Quién me diría a mí, que vería el automóvil de Don Juan, en aquellos paseos míos en bicicleta, adolescente, tras un percance suyo; y mis estancias en ese caserío moderno del Pantano, donde mi santa madre Cele Mateos rezaría más de un Padrenuestro y el cura José Reveriego, tanto tiempo en el San Blas cacereño, ya en el recuerdo; y aquel caserío de hombres recios que contribuirían, con el botijo de sus manos, a aliviar la seca tierra de Cáparra, cuando aún cantaban coplas las aguas del Alagón, cerca de aquel puente impresionante donde los pasajeros, presos de miedo, rezaban un Padrenuestro, tras dejar atrás el faro granítico de la ermita del Cristu Benditu. Ahí quedan como reliquias el Pontón, que, rezábamos en el autobús de Tío Florencio Rodríguez al bajar la cuesta y atravesar el puente.

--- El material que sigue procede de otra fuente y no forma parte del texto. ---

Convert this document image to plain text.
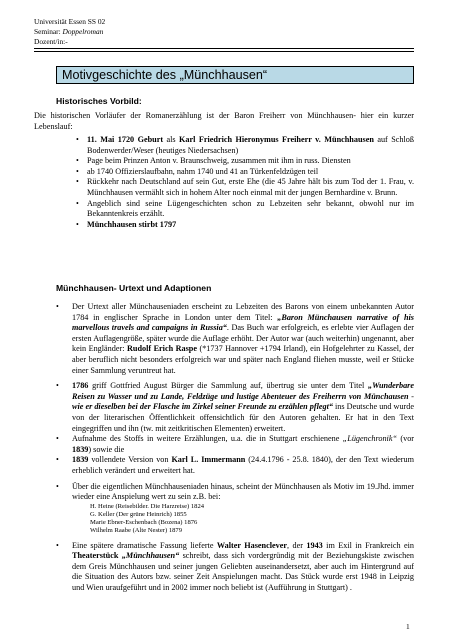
Universität Essen SS 02
Seminar: Doppelroman
Dozent/in:-
Motivgeschichte des „Münchhausen“
Historisches Vorbild:
Die historischen Vorläufer der Romanerzählung ist der Baron Freiherr von Münchhausen- hier ein kurzer Lebenslauf:
• 11. Mai 1720 Geburt als Karl Friedrich Hieronymus Freiherr v. Münchhausen auf Schloß Bodenwerder/Weser (heutiges Niedersachsen)
• Page beim Prinzen Anton v. Braunschweig, zusammen mit ihm in russ. Diensten
• ab 1740 Offizierslaufbahn, nahm 1740 und 41 an Türkenfeldzügen teil
• Rückkehr nach Deutschland auf sein Gut, erste Ehe (die 45 Jahre hält bis zum Tod der 1. Frau, v. Münchhausen vermählt sich in hohem Alter noch einmal mit der jungen Bernhardine v. Brunn.
• Angeblich sind seine Lügengeschichten schon zu Lebzeiten sehr bekannt, obwohl nur im Bekanntenkreis erzählt.
• Münchhausen stirbt 1797
Münchhausen- Urtext und Adaptionen
• Der Urtext aller Münchauseniaden erscheint zu Lebzeiten des Barons von einem unbekannten Autor 1784 in englischer Sprache in London unter dem Titel: „Baron Münchausen narrative of his marvellous travels and campaigns in Russia“. Das Buch war erfolgreich, es erlebte vier Auflagen der ersten Auflagengröße, später wurde die Auflage erhöht. Der Autor war (auch weiterhin) ungenannt, aber kein Engländer: Rudolf Erich Raspe (*1737 Hannover +1794 Irland), ein Hofgelehrter zu Kassel, der aber beruflich nicht besonders erfolgreich war und später nach England fliehen musste, weil er Stücke einer Sammlung veruntreut hat.
• 1786 griff Gottfried August Bürger die Sammlung auf, übertrug sie unter dem Titel „Wunderbare Reisen zu Wasser und zu Lande, Feldzüge und lustige Abenteuer des Freiherrn von Münchausen - wie er dieselben bei der Flasche im Zirkel seiner Freunde zu erzählen pflegt“ ins Deutsche und wurde von der literarischen Öffentlichkeit offensichtlich für den Autoren gehalten. Er hat in den Text eingegriffen und ihn (tw. mit zeitkritischen Elementen) erweitert.
• Aufnahme des Stoffs in weitere Erzählungen, u.a. die in Stuttgart erschienene „Lügenchronik“ (vor 1839) sowie die
• 1839 vollendete Version von Karl L. Immermann (24.4.1796 - 25.8. 1840), der den Text wiederum erheblich verändert und erweitert hat.
• Über die eigentlichen Münchhauseniaden hinaus, scheint der Münchhausen als Motiv im 19.Jhd. immer wieder eine Anspielung wert zu sein z.B. bei:
H. Heine (Reisebilder. Die Harzreise) 1824
G. Keller (Der grüne Heinrich) 1855
Marie Ebner-Eschenbach (Bozena) 1876
Wilhelm Raabe (Alte Nester) 1879
• Eine spätere dramatische Fassung lieferte Walter Hasenclever, der 1943 im Exil in Frankreich ein Theaterstück „Münchhausen“ schreibt, dass sich vordergründig mit der Beziehungskiste zwischen dem Greis Münchhausen und seiner jungen Geliebten auseinandersetzt, aber auch im Hintergrund auf die Situation des Autors bzw. seiner Zeit Anspielungen macht. Das Stück wurde erst 1948 in Leipzig und Wien uraufgeführt und in 2002 immer noch beliebt ist (Aufführung in Stuttgart) .
1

Y, lentamente, el paisaje se desdibujaría ante aquella contención del río, obra de nuevos romanos – Roma andaba por allí con su arco de Cáparra – y hasta Franco le comentaría a su Primo Pacón el asunto de Juan Bonilla: ”Triunfó un modesto funcionario contra el atropello de una empresa constructora, pero te lo debe a ti, que me transmitiste su queja completamente convencido de que había sido atropellado en sus derechos”.

Tras Juan Bonilla, había algo más que la sabiduría de un gran ingeniero, “esa obra ingente que, como diría Ritcher, le ha dado gran fuerza a su vida”. Y tanta, hasta convertirle en el ingeniero de Caminos más veterano de Europa; y su don de lenguas, y el gran humanismo que se escondía tras aquella piel centenaria. Recuerdo en su camilla el libro “El tambor de hojalata” de Günter Grass, que leía en alemán.

El día 20 de junio se cumplen ciento diez años de su nacimiento y nos diría adiós con la sabiduría y ciento cuatro años. Un día de verano le dedicamos una placa junto al sudor húmedo de la presa. Aquel niño frágil, se convertiría en la fortaleza de un roble. Y tu nombre, Juan Bonilla, nada como una petunia en un jardín que quiso ser agua, y yo te dejaría, junto a la presa, grabado en hierro, unas palabras líricas para que los ojos sepan que Juan Bonilla nada, eternamente, sobre su obra: el pantano de Gabriel y Galán.